Competition authorities challenge Wincanton purchase


The UK competition authority appears unhappy about the attempt by GXO Logistics Inc. to buy Wincanton plc.

In a statement issued on 1st November, the ‘Competition and Markets Authority’ asserted that it had found that “GXO Logistics’ (GXO) completed purchase of Wincanton PLC could reduce competition in the supply of mainstream contract logistics services (CLS) in the UK”. In particular, it is concerned that competition will be reduced in the area of retail services. The Competition and Markets Authority commented that “although GXO will continue to face competition from other contract logistics providers, many of these are significantly smaller, or focus on specific industries or types of logistics services”.

The Competition and Markets Authority GXO has now given GXO “5 working days to submit proposals to address the CMA’s concerns”. If GXO cannot address these concerns, the Competition and Markets Authority has said it will “progress to an in-depth Phase 2 investigation”.

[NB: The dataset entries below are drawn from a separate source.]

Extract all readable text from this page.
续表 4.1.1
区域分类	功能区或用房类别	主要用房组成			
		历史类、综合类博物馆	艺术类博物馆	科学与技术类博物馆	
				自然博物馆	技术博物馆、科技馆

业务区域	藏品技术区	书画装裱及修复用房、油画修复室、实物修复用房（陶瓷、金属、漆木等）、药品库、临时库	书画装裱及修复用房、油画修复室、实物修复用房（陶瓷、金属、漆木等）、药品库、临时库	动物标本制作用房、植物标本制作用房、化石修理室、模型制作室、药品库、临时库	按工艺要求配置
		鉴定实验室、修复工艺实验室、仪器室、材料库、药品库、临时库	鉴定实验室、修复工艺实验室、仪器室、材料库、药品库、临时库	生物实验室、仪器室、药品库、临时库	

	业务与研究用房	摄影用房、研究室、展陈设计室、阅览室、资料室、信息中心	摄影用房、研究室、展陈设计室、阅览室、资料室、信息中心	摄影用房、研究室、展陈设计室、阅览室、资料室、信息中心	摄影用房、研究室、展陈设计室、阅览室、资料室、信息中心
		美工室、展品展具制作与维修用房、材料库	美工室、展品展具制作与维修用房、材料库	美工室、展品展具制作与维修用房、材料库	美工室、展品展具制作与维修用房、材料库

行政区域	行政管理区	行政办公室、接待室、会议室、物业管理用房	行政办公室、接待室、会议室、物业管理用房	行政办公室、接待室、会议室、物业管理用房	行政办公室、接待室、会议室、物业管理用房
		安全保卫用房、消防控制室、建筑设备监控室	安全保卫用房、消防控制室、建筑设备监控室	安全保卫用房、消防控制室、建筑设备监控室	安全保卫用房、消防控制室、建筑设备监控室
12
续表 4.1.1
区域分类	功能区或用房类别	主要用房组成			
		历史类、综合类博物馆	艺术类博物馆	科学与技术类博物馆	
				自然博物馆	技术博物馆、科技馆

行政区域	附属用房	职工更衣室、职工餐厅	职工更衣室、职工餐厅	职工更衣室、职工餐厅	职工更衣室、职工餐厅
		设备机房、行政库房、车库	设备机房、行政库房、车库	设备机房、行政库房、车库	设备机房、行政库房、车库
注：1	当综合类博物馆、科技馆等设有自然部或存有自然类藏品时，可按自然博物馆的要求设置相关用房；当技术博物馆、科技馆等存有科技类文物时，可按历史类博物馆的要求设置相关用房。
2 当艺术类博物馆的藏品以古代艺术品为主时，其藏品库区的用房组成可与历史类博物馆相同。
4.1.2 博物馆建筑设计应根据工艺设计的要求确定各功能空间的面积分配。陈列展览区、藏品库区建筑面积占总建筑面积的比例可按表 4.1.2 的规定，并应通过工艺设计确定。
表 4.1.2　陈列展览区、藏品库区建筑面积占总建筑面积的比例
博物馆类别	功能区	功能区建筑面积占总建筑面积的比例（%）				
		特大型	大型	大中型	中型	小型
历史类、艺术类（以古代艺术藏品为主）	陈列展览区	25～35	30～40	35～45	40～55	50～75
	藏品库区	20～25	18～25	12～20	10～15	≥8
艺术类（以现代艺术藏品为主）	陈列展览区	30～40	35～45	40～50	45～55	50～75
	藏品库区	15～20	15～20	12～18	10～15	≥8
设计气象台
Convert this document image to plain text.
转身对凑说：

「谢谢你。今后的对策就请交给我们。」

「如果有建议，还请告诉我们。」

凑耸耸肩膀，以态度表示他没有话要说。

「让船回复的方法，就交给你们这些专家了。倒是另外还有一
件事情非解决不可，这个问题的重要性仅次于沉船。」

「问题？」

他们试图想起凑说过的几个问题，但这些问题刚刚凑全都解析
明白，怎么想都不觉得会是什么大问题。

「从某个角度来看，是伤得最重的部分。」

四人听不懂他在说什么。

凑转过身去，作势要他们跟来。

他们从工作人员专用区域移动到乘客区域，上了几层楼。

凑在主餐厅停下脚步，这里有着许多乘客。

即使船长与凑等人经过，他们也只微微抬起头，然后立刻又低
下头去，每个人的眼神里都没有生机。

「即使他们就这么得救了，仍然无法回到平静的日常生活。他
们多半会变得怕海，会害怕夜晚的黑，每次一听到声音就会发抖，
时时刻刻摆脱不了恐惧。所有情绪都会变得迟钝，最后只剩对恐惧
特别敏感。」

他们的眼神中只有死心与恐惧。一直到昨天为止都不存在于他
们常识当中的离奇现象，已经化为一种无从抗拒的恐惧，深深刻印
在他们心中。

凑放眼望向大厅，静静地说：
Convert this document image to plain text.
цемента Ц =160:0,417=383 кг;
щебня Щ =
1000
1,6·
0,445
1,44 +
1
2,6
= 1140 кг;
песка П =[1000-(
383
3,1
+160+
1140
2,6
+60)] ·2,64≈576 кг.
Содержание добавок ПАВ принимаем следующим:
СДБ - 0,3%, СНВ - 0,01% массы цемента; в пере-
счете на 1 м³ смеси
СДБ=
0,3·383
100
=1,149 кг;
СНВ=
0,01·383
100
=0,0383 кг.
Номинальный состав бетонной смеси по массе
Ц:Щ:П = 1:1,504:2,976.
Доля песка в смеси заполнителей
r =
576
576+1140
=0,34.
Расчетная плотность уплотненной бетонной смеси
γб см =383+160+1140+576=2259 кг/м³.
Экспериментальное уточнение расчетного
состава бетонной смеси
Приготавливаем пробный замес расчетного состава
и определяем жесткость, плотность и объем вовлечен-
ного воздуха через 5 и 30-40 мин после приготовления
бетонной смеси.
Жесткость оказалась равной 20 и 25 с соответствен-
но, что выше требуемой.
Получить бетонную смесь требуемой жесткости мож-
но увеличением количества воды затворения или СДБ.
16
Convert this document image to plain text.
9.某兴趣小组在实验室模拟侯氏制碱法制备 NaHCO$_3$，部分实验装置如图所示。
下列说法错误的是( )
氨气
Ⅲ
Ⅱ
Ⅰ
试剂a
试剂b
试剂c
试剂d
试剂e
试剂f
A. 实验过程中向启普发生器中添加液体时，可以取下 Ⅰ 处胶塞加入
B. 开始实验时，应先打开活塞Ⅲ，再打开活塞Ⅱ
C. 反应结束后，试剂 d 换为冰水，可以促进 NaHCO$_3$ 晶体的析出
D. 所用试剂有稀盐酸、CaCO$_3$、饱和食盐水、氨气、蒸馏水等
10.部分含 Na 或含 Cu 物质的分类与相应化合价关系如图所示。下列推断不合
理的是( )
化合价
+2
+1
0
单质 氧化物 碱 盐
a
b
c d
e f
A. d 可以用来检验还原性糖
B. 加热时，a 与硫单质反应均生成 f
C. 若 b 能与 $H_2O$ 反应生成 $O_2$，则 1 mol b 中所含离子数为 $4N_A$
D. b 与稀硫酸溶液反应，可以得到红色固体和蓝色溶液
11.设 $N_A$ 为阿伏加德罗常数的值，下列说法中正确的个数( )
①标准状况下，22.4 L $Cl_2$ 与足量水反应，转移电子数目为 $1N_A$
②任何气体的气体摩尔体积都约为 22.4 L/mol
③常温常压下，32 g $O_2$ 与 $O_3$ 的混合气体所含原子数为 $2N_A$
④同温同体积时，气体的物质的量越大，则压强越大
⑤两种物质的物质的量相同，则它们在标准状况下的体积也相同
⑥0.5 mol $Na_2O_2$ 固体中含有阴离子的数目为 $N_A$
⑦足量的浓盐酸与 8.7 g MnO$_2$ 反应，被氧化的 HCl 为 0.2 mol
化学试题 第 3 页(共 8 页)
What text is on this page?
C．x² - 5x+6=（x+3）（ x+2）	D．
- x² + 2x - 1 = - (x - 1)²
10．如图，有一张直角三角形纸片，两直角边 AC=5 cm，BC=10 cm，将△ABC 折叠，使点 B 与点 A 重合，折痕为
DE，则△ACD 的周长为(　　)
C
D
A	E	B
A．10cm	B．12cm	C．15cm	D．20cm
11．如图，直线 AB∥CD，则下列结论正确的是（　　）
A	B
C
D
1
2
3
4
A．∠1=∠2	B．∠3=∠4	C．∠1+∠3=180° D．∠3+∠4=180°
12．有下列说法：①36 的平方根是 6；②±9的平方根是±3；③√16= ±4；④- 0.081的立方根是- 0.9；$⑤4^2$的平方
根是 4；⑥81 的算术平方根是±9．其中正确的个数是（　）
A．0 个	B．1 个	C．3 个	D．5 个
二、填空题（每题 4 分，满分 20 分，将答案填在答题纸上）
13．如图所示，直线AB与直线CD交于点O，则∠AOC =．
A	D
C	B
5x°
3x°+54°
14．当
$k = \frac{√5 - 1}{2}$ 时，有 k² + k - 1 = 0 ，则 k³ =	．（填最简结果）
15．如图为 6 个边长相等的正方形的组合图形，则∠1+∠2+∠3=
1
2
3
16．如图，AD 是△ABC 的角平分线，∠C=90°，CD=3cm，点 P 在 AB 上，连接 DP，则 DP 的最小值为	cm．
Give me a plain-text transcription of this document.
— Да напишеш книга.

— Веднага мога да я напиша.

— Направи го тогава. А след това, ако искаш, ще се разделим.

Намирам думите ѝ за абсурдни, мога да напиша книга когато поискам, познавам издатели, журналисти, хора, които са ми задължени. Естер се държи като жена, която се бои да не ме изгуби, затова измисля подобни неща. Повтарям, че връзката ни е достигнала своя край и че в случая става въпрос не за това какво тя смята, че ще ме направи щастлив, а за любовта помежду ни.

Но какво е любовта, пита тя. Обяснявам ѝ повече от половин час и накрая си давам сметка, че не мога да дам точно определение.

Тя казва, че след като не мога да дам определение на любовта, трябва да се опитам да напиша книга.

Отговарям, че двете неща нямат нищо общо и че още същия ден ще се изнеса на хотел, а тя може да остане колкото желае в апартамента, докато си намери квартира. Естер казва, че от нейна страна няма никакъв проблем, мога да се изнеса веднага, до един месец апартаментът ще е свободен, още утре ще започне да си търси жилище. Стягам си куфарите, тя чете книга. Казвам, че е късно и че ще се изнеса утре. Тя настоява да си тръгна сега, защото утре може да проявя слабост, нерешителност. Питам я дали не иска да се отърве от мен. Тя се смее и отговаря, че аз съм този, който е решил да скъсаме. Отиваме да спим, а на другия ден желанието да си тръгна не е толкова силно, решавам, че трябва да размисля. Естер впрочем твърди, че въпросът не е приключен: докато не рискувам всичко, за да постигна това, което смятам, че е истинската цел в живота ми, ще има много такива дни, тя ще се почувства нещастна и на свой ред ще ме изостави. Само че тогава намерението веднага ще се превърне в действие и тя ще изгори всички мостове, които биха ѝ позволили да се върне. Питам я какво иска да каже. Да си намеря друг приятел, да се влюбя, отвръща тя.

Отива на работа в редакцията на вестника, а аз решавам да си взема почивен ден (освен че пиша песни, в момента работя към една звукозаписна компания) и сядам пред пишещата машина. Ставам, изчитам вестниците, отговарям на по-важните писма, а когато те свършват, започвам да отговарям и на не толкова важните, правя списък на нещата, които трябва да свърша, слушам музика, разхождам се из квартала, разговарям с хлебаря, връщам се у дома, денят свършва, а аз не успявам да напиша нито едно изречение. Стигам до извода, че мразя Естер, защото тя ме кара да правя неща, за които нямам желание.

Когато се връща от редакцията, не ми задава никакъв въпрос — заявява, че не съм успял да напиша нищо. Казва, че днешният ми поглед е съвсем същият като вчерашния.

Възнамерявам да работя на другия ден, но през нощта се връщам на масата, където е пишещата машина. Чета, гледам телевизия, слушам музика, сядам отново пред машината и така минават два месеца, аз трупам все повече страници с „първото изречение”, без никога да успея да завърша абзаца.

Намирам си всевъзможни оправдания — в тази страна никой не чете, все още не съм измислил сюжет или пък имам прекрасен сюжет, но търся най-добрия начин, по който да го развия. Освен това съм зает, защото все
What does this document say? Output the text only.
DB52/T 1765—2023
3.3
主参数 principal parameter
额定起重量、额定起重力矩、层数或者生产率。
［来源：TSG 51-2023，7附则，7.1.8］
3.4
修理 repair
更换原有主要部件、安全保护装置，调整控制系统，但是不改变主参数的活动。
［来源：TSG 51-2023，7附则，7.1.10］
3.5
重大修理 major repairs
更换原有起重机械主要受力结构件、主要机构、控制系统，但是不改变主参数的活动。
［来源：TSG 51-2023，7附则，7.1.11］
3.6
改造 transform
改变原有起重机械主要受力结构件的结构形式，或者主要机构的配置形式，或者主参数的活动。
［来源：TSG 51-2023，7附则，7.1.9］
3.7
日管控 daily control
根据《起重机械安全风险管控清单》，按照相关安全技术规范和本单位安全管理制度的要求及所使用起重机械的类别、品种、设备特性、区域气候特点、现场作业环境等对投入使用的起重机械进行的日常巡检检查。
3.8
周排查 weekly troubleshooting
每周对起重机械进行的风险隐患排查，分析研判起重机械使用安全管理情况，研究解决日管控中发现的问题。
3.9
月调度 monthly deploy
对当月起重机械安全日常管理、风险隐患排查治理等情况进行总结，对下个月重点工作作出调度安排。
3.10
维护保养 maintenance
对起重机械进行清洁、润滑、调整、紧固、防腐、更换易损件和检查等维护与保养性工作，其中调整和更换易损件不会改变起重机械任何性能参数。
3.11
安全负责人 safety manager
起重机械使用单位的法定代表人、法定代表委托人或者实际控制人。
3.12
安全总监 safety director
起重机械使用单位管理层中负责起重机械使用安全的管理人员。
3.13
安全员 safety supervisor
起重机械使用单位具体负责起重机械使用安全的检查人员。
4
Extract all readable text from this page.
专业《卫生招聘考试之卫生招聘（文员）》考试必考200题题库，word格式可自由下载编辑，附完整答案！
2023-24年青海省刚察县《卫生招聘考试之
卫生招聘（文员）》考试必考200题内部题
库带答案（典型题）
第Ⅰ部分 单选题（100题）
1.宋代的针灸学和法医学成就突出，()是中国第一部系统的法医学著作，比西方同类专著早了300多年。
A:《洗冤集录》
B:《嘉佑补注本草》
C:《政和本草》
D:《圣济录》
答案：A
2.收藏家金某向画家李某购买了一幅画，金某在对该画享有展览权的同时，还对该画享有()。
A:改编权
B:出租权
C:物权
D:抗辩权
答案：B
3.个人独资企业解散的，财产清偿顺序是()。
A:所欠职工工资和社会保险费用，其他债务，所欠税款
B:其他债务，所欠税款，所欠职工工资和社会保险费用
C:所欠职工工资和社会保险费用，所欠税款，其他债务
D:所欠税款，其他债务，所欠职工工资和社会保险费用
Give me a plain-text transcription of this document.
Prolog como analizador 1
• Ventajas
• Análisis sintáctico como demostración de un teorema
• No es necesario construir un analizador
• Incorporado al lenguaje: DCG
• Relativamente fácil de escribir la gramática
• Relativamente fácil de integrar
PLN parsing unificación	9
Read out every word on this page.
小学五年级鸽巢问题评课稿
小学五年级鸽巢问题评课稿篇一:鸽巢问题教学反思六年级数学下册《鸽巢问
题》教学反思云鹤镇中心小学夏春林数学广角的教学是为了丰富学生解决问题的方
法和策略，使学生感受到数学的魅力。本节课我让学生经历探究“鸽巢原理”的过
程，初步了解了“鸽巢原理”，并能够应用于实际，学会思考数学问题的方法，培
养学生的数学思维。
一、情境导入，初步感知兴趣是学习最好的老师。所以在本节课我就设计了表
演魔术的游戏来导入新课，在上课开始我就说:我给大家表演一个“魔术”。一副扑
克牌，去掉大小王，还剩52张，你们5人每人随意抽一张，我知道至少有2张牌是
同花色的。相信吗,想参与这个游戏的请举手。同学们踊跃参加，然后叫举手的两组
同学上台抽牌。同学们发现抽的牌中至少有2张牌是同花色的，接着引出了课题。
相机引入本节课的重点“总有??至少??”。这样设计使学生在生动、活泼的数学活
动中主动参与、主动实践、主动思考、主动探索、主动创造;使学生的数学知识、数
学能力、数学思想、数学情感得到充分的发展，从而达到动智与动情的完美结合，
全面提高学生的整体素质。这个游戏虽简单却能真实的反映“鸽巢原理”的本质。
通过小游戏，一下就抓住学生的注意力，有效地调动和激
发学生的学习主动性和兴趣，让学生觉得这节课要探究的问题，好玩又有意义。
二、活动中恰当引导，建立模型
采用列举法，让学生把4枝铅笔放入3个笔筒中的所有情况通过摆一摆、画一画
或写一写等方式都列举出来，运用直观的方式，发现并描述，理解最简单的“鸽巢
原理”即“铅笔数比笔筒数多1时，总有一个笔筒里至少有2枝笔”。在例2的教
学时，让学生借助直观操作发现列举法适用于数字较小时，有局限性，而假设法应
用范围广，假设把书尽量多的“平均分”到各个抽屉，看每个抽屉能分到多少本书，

The timing of this development must be inconvenient for GXO. The offer to purchase Wincanton was made in February of this year with the deal progressing rapidly and, apparently until now, successfully. How GXO will respond is unclear. The assumption might be that it will sell some of its own assets or Wincanton’s assets in order to reduce its presence in the retail segment of the market. However, the purpose of buying Wincanton in the first place was to increase GXO’s penetration of the retail sector in Britain. Wincanton is particularly focused on retailing and has been successful in building a presence with medium and large conventional retailers. These services now account for 62% of Wincanton’s sales. GXO also has a retail presence in the UK, a legacy of its buying contract logistics providers such as Nobert Dentressangle and TDG. GXO, like its parent XPO, has always made economies of scale central to its business model. If the retailing logistics businesses of the combined business are in some way reduced then the attractiveness of the purchase may be less.

GXO has, apparently, very little time to respond and it is unclear how it will do so. There is a possibility that the purchase will fail. In which case GXO’s rival bidder for Wincanton, CMA CGM/Ceva, may sense an opportunity.